Not really. Because then once you restart that process you lose everything. And ...

bastawhiz · 2024-11-04T03:50:23 1730692223

If you need that, you can use an embedded data store like leveldb/rocksdb or sqlite. Why bring another application running as its own process into the equation?

112233 · 2024-11-04T06:26:30 1730701590

But having separate applications can give you better perfomance and isolation than one single threaded process?

Or do you compare using separate processes to having multiple threads in a single process?

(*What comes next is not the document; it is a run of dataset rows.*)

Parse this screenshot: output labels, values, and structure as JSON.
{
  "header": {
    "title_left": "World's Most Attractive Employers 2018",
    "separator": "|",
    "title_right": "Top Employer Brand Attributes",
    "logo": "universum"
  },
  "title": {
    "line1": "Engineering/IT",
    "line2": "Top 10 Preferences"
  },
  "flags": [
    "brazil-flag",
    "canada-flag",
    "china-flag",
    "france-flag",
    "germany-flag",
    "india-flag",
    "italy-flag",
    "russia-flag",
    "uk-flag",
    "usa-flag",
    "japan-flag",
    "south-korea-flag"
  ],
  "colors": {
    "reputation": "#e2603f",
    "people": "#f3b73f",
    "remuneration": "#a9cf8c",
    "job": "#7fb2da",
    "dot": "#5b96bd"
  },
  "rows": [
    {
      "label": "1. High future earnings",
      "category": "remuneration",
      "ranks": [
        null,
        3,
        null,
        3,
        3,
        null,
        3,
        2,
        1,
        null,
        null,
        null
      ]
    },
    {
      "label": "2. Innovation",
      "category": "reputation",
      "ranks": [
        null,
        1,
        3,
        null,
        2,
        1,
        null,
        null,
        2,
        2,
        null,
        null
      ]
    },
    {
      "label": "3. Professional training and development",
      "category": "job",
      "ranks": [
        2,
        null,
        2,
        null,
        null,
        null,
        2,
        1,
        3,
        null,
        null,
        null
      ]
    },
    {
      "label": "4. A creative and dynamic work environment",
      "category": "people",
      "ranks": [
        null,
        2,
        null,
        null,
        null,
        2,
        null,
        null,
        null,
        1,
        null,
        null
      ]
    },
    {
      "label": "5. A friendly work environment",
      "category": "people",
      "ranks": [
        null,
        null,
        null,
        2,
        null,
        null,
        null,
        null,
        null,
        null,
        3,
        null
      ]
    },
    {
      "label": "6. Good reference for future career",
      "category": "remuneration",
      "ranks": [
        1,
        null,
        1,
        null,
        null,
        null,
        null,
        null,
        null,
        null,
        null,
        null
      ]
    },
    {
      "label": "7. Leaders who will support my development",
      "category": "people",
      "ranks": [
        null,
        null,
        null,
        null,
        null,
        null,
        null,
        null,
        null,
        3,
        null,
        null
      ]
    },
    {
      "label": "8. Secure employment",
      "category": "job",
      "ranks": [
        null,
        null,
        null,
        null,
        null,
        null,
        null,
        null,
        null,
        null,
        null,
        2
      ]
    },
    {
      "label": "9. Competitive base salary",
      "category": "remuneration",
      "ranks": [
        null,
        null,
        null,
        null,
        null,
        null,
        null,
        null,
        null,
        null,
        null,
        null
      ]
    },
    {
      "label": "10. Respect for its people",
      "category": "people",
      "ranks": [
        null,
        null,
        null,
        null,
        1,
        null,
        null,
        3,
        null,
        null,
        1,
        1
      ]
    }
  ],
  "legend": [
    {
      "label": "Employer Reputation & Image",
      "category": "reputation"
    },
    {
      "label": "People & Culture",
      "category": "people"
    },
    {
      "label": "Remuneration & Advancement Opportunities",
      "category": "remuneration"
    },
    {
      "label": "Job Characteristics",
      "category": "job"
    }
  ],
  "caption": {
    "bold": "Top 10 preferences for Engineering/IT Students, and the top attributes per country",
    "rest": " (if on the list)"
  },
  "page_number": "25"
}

bastawhiz · 2024-11-04T13:43:53 1730727833

There's no universe where a single threaded embedded persistence implementation is slower than a single threaded application synchronously talking to a single threaded database over the network stack.

As far as isolation goes, if you are worried about the properties of reading and writing data to the disk then I simply don't know what to tell you. Isolation from what?

112233 · 2024-11-07T08:58:06 1730969886

Why network stack? On same host IPC over shared memory is a normal thing.

Perfomance-wise, I do not know of a nice portable way of flushing changes to disk securely that does not block (like, e.g. fsync does).

If you own the whole system and can tune whole kernel and userspace to run single application, sure, why overengineer. Otherwise software faults (bugs, crash due to memory overcommit, oom killer etc.) take down single process, and that can be less disruptive than full stop/start.

bastawhiz · 2024-11-08T04:44:11 1731041051

> On same host IPC over shared memory is a normal thing.

Not for Redis.

> I do not know of a nice portable way of flushing changes to disk securely that does not block (like, e.g. fsync does).

If you use Redis, you're either not waiting for writes to be acknowledged or you're waiting on fsync. You always fsync no matter whether it's in process or not or you're risking losing data.

Which process blocks doesn't affect performance, it's getting the data there in the first place.

> Otherwise software faults (bugs, crash due to memory overcommit, oom killer etc.) take down single process, and that can be less disruptive than full stop/start.

Even worse: Redis crashes and now your application (which hasn't crashed) can't read or write data, perhaps in the middle of ongoing operations. You have a whole new class of failure modes.

nine_k · 2024-11-04T04:37:50 1730695070

Running in its own process, and, better yet, in its own cgroup (container) makes potential bugs in it, including RCEs, harder to exploit. It also makes it easier to limit resources it consumes, monitor its functioning, etc. Upgrading it does not require you to rebuild and redeploy your app, which may be important if a bug or performance regression occurs is triggered, and you need a quick upgrade or downgrade with (near) zero downtime.

Ideally every significant part should live in its own universe, only interacting with other parts via well-defined interfaces. Sadly, it's either more expensive (even as Unix processes, to say nothing of Windows), slower (Erlang / Elixir), or both (microservices).

LtWorf · 2024-11-04T10:16:44 1730715404

At the cost of requiring a lot of IPC and memory copying.

throwaway81523 · 2024-11-04T06:33:46 1730702026

Either fork the process so the forked copy can dump its data (I think Redis itself does something like this), or launch a new process (with updated code if desired), then migrate the data and open sockets to it through some combination of unix domain sockets and maybe mmap. Or if we had OS's that really used x86 segmentation capability as it was designed for (this is one thing the 386 and later did cleverly) it could all be done with segments.

mcv · 2024-11-04T07:16:02 1730704562

Now you're making it complicated again.

I think a good rule of thumb is:

* If you need it from a single process and it doesn't need to survive process restarts, just use basic in-process data structures.

* If you need it from multiple processes or it needs to survive process restarts, but not system restarts, use redis.

* If it needs persistence across system restarts, use a real DB.

throwaway81523 · 2024-11-04T08:07:02 1730707622

Redis is nice but you take a huge speed hit depending on what you're doing, compared to using in-memory structures. Note that Redis can also persist to disk, either by forking or by writing an append-only op log that can be replayed for reloading or replication. Anyway, you'veve forgotten the case where you want not only the data structures, but also the open network connections to persist across process restarts. That's what passing file descriptors through unix domain sockets lets you do. It gets you the equivalent of Erlang's hot upgrades.

xxs · 2024-11-04T09:18:21 1730711901

>I think Redis itself does something like this)

It does... and it's a blocking operation (Bad). It's used when storing data to a file to allow restarts w/o losing the said data.

throwaway81523 · 2024-11-05T04:00:31 1730779231

Do you mean fork is a blocking operation? That's surprising but hmm ok. I didn't realize that. I thought that the process's pages all became copy-on-write, so that page updates could trigger faults handled by in-memory operations. Maybe those could be considered blocking (I hadn't thought of it like that) or maybe you mean something different?